Court Opinion

ID: 3626368
Source: CourtListenerOpinion
Date Created: 2016-07-06 00:06:51.859428+00
Date Added: 2024-06-11T07:45:35.556773
License: Public Domain

Two questions are certified to us as follows: "(1) Was it error to dismiss an appeal to the Appellate Division from a final order granting a peremptory mandamus where the defendants have obeyed the writ by completely performing the acts which they were commanded to perform? (2) If it was error to dismiss such appeal, was the mandamus properly granted upon the papers presented to the Special Term?"
We decline to consider the second question, as the merits of this controversy are not before us.

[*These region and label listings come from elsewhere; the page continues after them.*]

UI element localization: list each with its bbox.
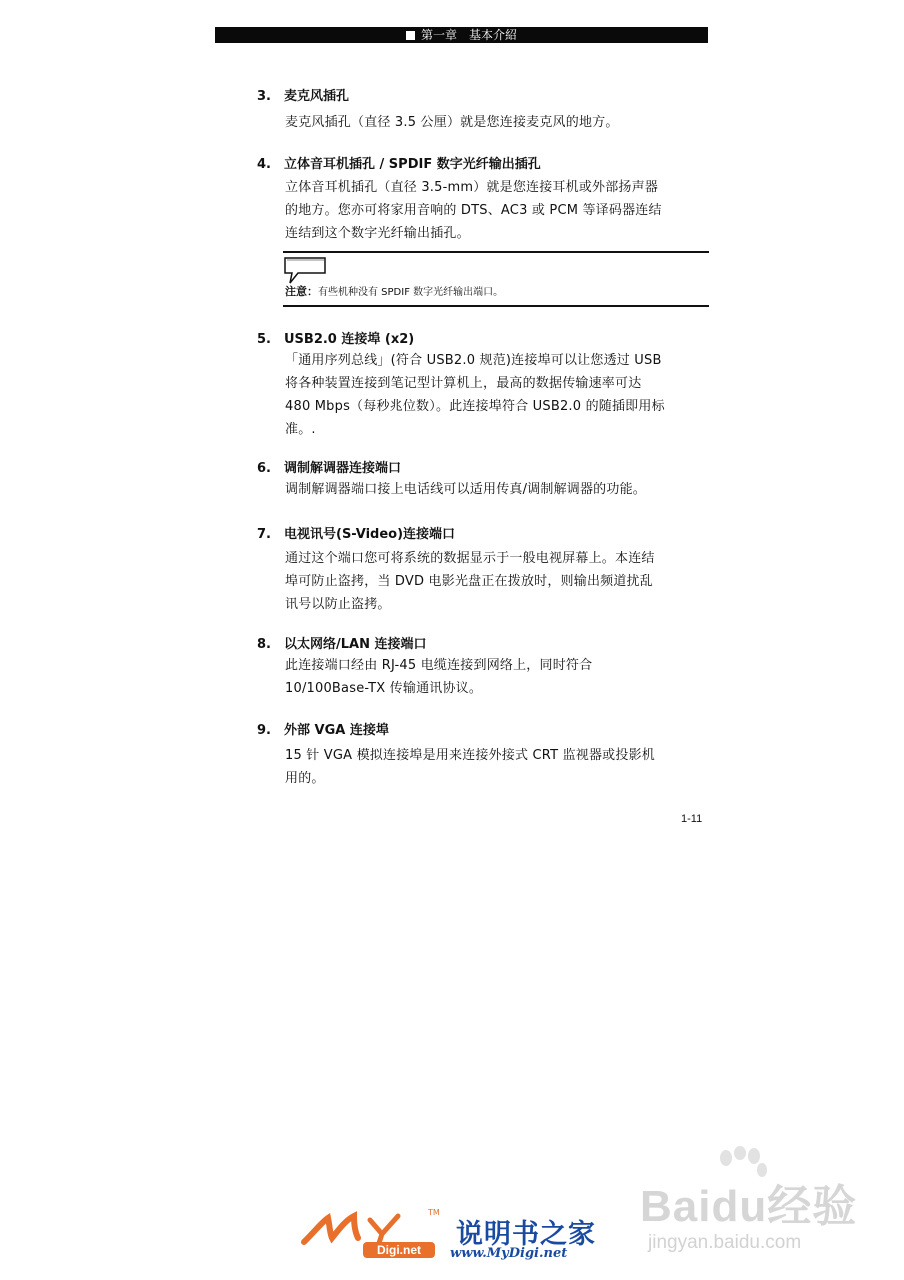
body-line: 讯号以防止盗拷。 bbox=[285, 597, 391, 612]
item-number: 5. bbox=[257, 332, 271, 347]
item-title bbox=[257, 331, 709, 349]
item-title bbox=[257, 636, 709, 654]
list-item bbox=[257, 636, 709, 700]
mydigi-cn-title: 说明书之家 bbox=[456, 1219, 596, 1250]
note-content: 有些机种没有 SPDIF 数字光纤输出端口。 bbox=[318, 287, 504, 298]
item-number: 7. bbox=[257, 527, 271, 542]
item-heading: 电视讯号(S-Video)连接端口 bbox=[284, 527, 456, 542]
item-heading: 以太网络/LAN 连接端口 bbox=[284, 637, 427, 652]
item-body bbox=[285, 478, 709, 501]
speech-bubble-icon bbox=[284, 257, 328, 285]
list-item bbox=[257, 526, 709, 616]
body-line: 通过这个端口您可将系统的数据显示于一般电视屏幕上。本连结 bbox=[285, 551, 655, 566]
item-body bbox=[285, 176, 709, 245]
body-line: 调制解调器端口接上电话线可以适用传真/调制解调器的功能。 bbox=[285, 482, 646, 497]
item-body bbox=[285, 547, 709, 616]
body-line: 连结到这个数字光纤输出插孔。 bbox=[285, 226, 470, 241]
note-label: 注意： bbox=[285, 285, 318, 298]
list-item bbox=[257, 156, 709, 245]
mydigi-logo bbox=[300, 1208, 620, 1268]
body-line: 480 Mbps（每秒兆位数）。此连接埠符合 USB2.0 的随插即用标 bbox=[285, 399, 665, 414]
body-line: 麦克风插孔（直径 3.5 公厘）就是您连接麦克风的地方。 bbox=[285, 115, 619, 130]
body-line: 15 针 VGA 模拟连接埠是用来连接外接式 CRT 监视器或投影机 bbox=[285, 748, 655, 763]
mydigi-badge: Digi.net bbox=[363, 1242, 435, 1258]
body-line: 10/100Base-TX 传输通讯协议。 bbox=[285, 681, 483, 696]
item-heading: 调制解调器连接端口 bbox=[284, 461, 402, 476]
list-item bbox=[257, 88, 709, 134]
item-body bbox=[285, 111, 709, 134]
body-line: 的地方。您亦可将家用音响的 DTS、AC3 或 PCM 等译码器连结 bbox=[285, 203, 662, 218]
item-heading: 麦克风插孔 bbox=[284, 89, 350, 104]
item-number: 4. bbox=[257, 157, 271, 172]
item-title bbox=[257, 722, 709, 740]
square-bullet-icon bbox=[406, 31, 415, 40]
body-line: 此连接端口经由 RJ-45 电缆连接到网络上，同时符合 bbox=[285, 658, 593, 673]
baidu-brand-text: Baidu经验 bbox=[640, 1182, 858, 1231]
list-item bbox=[257, 460, 709, 501]
item-number: 8. bbox=[257, 637, 271, 652]
item-heading: 立体音耳机插孔 / SPDIF 数字光纤输出插孔 bbox=[284, 157, 541, 172]
item-body bbox=[285, 349, 709, 441]
baidu-watermark bbox=[640, 1146, 890, 1266]
item-title bbox=[257, 156, 709, 174]
item-title bbox=[257, 526, 709, 544]
item-heading: USB2.0 连接埠 (x2) bbox=[284, 332, 415, 347]
item-body bbox=[285, 654, 709, 700]
trademark-mark: TM bbox=[428, 1208, 440, 1217]
item-number: 9. bbox=[257, 723, 271, 738]
chapter-header-bar bbox=[215, 27, 708, 43]
body-line: 立体音耳机插孔（直径 3.5-mm）就是您连接耳机或外部扬声器 bbox=[285, 180, 659, 195]
note-box bbox=[283, 251, 709, 307]
body-line: 「通用序列总线」(符合 USB2.0 规范)连接埠可以让您透过 USB bbox=[285, 353, 662, 368]
body-line: 埠可防止盗拷，当 DVD 电影光盘正在拨放时，则输出频道扰乱 bbox=[285, 574, 653, 589]
item-body bbox=[285, 744, 709, 790]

We are of opinion that it was error on the part of the Appellate Division to dismiss the appeal from the final order granting a peremptory writ of mandamus even though the defendants had obeyed the writ in part by performing some of the acts which they were commanded to perform. *Page 265 
We do not answer the first question as framed, where it states that "the defendants have obeyed the writ by completely performing the acts," etc., as the duty imposed upon the board of elections under the statute is continuous and will not be completed until election day, for the board is required to cause to be published notices of the election on various days, some of which are still future.
It is a well-recognized principle that a party affected by an order commanding him to do an act retains the right to appeal therefrom so long as in the future the effect of the order may be to constrain his action.
The principle has recently been decided in this court in the cases of three policemen, argued together (People ex rel.Hurlbut, Reardon and Kenny v. Bingham, as Police Commissionerof the City of New York) decided October 2d 1906 (186 N.Y. 522,523), where we denied relators' motions to dismiss the appeals from orders of the Appellate Division in the second department, which affirmed orders granting relators' motions for writs of peremptory mandamus, directing their restoration to the police force, on the ground that the commissioner had complied with the orders, and the questions were, therefore, academic. In denying these motions we held that the commissioner had a right to appeal, as the effect of the writs was to continue the relators in office.
The order appealed from should be reversed, without costs, and the proceedings remitted to the Appellate Division.
First question certified answered as stated herein.
Second question not answered.
CULLEN, Ch. J., EDWARD T. BARTLETT, WERNER, WILLARD BARTLETT, HISCOCK and CHASE, JJ., concur; GRAY, J., absent.